Dünden devam…
Bu süreçte, bürokratlar ile hamileri haline geldikleri yerel unsurlar arasında organik ilişkiler gelişmiştir. Adadaki komutan ve büyükelçi KKTC yöneticileri için her şey demekti. Böylece Kıbrıs Türk liderliği gittikçe daha fazla otonomi elde etmişler ve bu otonomiyi özellikle mali kaynak sağlamada Ankara’daki siyasilere karşı etkili bir şekilde kullanmışlardır. Türkiye’deki siyasiler hem genel olarak Kıbrıs sorunu hem de KKTC’nin içyapısı konularında edilgen bir konumda kalmışlardır.
Bu yapıya ilk ciddi sivil müdahale Turgut Özal’dan gelmiştir. Özal, öncelikle KKTC’nin içyapısını kamuyu küçülterek ve özelleştirmeler yaparak yeniden düzenlemeye çalıştı. Bu çerçevede KİT’lerin özelleştirilmesi ve serbest ticaret bölgeleri kurulması için planlar yapıldı. Bu politikalara başta Kıbrıs Türkleri olmak üzere Türkiye’nin müesses nizamı da karşı çıkmış ve sonuçta hayata geçirilememiştir.
AK Parti, 2002 yılıyla birlikte tamamen yeni bir Kıbrıs politikası uygulamaya koydu. Bu politikanın birinci ve en önemli ayağı Kıbrıs sorununa çözüm bulmak olmuştur. Bu çaba başından itibaren TC ve KKTC’nin yerleşik düzenlerinin yoğun bir direnci ile karşılaşmıştır. Erdoğan liderliğinde Ankara hükümetinin kararlı durusu ile Annan Planına için yapılan referandumda KKTC’den yüzde 65 ile Evet çıkmış ve ilk defa olarak uluslararası arenada Türk tarafı çözümü engelleyen taraf olma suçlamasından kurtulmuştur.

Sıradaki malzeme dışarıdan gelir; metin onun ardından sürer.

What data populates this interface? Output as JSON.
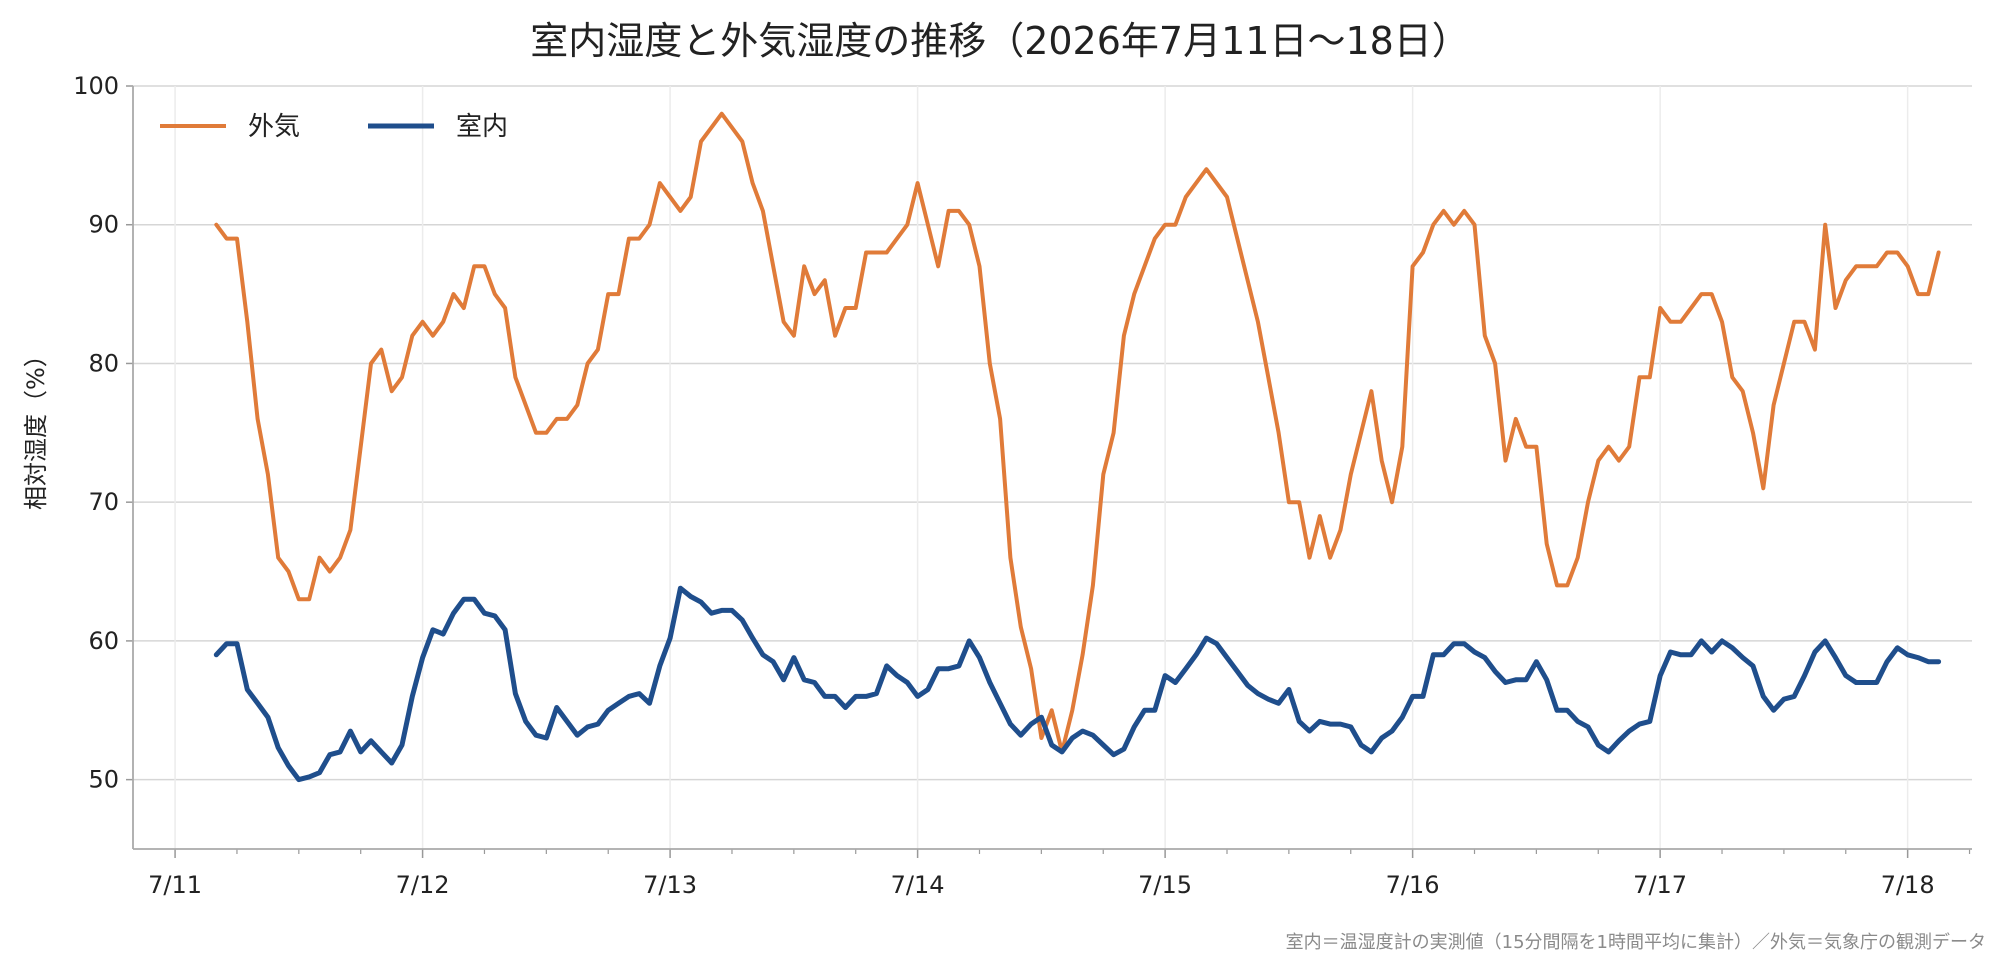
{
  "chart_data": {
    "type": "line",
    "title": "室内湿度と外気湿度の推移（2026年7月11日〜18日）",
    "ylabel": "相対湿度（%）",
    "xlabel": "",
    "ylim": [
      45,
      100
    ],
    "xlim": [
      -0.17,
      7.26
    ],
    "yticks": [
      50,
      60,
      70,
      80,
      90,
      100
    ],
    "xticks": [
      {
        "pos": 0,
        "label": "7/11"
      },
      {
        "pos": 1,
        "label": "7/12"
      },
      {
        "pos": 2,
        "label": "7/13"
      },
      {
        "pos": 3,
        "label": "7/14"
      },
      {
        "pos": 4,
        "label": "7/15"
      },
      {
        "pos": 5,
        "label": "7/16"
      },
      {
        "pos": 6,
        "label": "7/17"
      },
      {
        "pos": 7,
        "label": "7/18"
      }
    ],
    "grid": true,
    "legend_position": "top-left",
    "x_start": 0.1667,
    "x_step": 0.041667,
    "series": [
      {
        "name": "外気",
        "color": "#e07b39",
        "values": [
          90,
          89,
          89,
          83,
          76,
          72,
          66,
          65,
          63,
          63,
          66,
          65,
          66,
          68,
          74,
          80,
          81,
          78,
          79,
          82,
          83,
          82,
          83,
          85,
          84,
          87,
          87,
          85,
          84,
          79,
          77,
          75,
          75,
          76,
          76,
          77,
          80,
          81,
          85,
          85,
          89,
          89,
          90,
          93,
          92,
          91,
          92,
          96,
          97,
          98,
          97,
          96,
          93,
          91,
          87,
          83,
          82,
          87,
          85,
          86,
          82,
          84,
          84,
          88,
          88,
          88,
          89,
          90,
          93,
          90,
          87,
          91,
          91,
          90,
          87,
          80,
          76,
          66,
          61,
          58,
          53,
          55,
          52,
          55,
          59,
          64,
          72,
          75,
          82,
          85,
          87,
          89,
          90,
          90,
          92,
          93,
          94,
          93,
          92,
          89,
          86,
          83,
          79,
          75,
          70,
          70,
          66,
          69,
          66,
          68,
          72,
          75,
          78,
          73,
          70,
          74,
          87,
          88,
          90,
          91,
          90,
          91,
          90,
          82,
          80,
          73,
          76,
          74,
          74,
          67,
          64,
          64,
          66,
          70,
          73,
          74,
          73,
          74,
          79,
          79,
          84,
          83,
          83,
          84,
          85,
          85,
          83,
          79,
          78,
          75,
          71,
          77,
          80,
          83,
          83,
          81,
          90,
          84,
          86,
          87,
          87,
          87,
          88,
          88,
          87,
          85,
          85,
          88
        ]
      },
      {
        "name": "室内",
        "color": "#1f4e8c",
        "values": [
          59,
          59.8,
          59.8,
          56.5,
          55.5,
          54.5,
          52.3,
          51,
          50,
          50.2,
          50.5,
          51.8,
          52,
          53.5,
          52,
          52.8,
          52,
          51.2,
          52.5,
          56,
          58.8,
          60.8,
          60.5,
          62,
          63,
          63,
          62,
          61.8,
          60.8,
          56.2,
          54.2,
          53.2,
          53,
          55.2,
          54.2,
          53.2,
          53.8,
          54,
          55,
          55.5,
          56,
          56.2,
          55.5,
          58.2,
          60.2,
          63.8,
          63.2,
          62.8,
          62,
          62.2,
          62.2,
          61.5,
          60.2,
          59,
          58.5,
          57.2,
          58.8,
          57.2,
          57,
          56,
          56,
          55.2,
          56,
          56,
          56.2,
          58.2,
          57.5,
          57,
          56,
          56.5,
          58,
          58,
          58.2,
          60,
          58.8,
          57,
          55.5,
          54,
          53.2,
          54,
          54.5,
          52.5,
          52,
          53,
          53.5,
          53.2,
          52.5,
          51.8,
          52.2,
          53.8,
          55,
          55,
          57.5,
          57,
          58,
          59,
          60.2,
          59.8,
          58.8,
          57.8,
          56.8,
          56.2,
          55.8,
          55.5,
          56.5,
          54.2,
          53.5,
          54.2,
          54,
          54,
          53.8,
          52.5,
          52,
          53,
          53.5,
          54.5,
          56,
          56,
          59,
          59,
          59.8,
          59.8,
          59.2,
          58.8,
          57.8,
          57,
          57.2,
          57.2,
          58.5,
          57.2,
          55,
          55,
          54.2,
          53.8,
          52.5,
          52,
          52.8,
          53.5,
          54,
          54.2,
          57.5,
          59.2,
          59,
          59,
          60,
          59.2,
          60,
          59.5,
          58.8,
          58.2,
          56,
          55,
          55.8,
          56,
          57.5,
          59.2,
          60,
          58.8,
          57.5,
          57,
          57,
          57,
          58.5,
          59.5,
          59,
          58.8,
          58.5,
          58.5
        ]
      }
    ]
  },
  "footer": {
    "source": "室内＝温湿度計の実測値（15分間隔を1時間平均に集計）／外気＝気象庁の観測データ"
  }
}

AK Parti’nin Kıbrıs politikasının ikinci ayağı, KKTC’nin içyapısının yeniden düzenlenmesi olmuştur. Zaten 2000’lerin başlarında Kuzey Kıbrıs toplumundaki değişim isteğinin bir sonucu olarak siyasette de radikal bir değişim meydana gelmeye başlamıştı. Yıllardır iktidarda olan UBP’ye karşı CTP-BG 2003 ve 2005 seçimlerini kazanarak iktidar oldu ve 2005 yılında Denktaş’ın yerine CTP-BG’nin lideri Mehmet Ali Talat seçildi.
Beklenti çok açıktı; artık KKTC yeni yönetimiyle birlikte baştan ayağa yeniden yapılandırılacaktı. Bu hedef doğrultusunda Ankara hükümeti para musluklarını daha fazla açtı ve 150 milyon dolar civarı olan mali yardım 600 milyon doları aştı. Ankara’dan KKTC’nin yeniden yapılandırılması için doğrudan altyapı yatırımları yapıldı, yeni üniversiteler açılması yoluna gidildi ve büyük sermaye yönlendirilerek çok sayıda beş yıldızlı oteller inşa edildi.
Ne var ki, yönetim anlayışında hiçbir değişiklik olmadı. Hatta yıllarca muhalefette kalmış yeni iktidar döneminde partizanlık, yolsuzluk, adam kayırmacılık, ayrımcılık daha da artarak devam etti. Ankara ve Lefkoşa hükümetlerinin imzaladıkları protokollere izlenen partizan ve popülist politikalar neticesinde sadık kalınmadı. Bu ortamda gidilen 2009 yılı seçimlerini CTP-BG kaybetti ve UBP tek başına tekrar iktidar oldu. UBP lideri Derviş Eroğlu Mehmet Ali Talat’ı 2010 yılında cumhurbaşkanlığı seçimlerinde mağlup ederek KKTC’nin üçüncü cumhurbaşkanı oldu. Böylece yeni Kıbrıs politikasının ikinci aşaması başarısızlığa uğruyordu.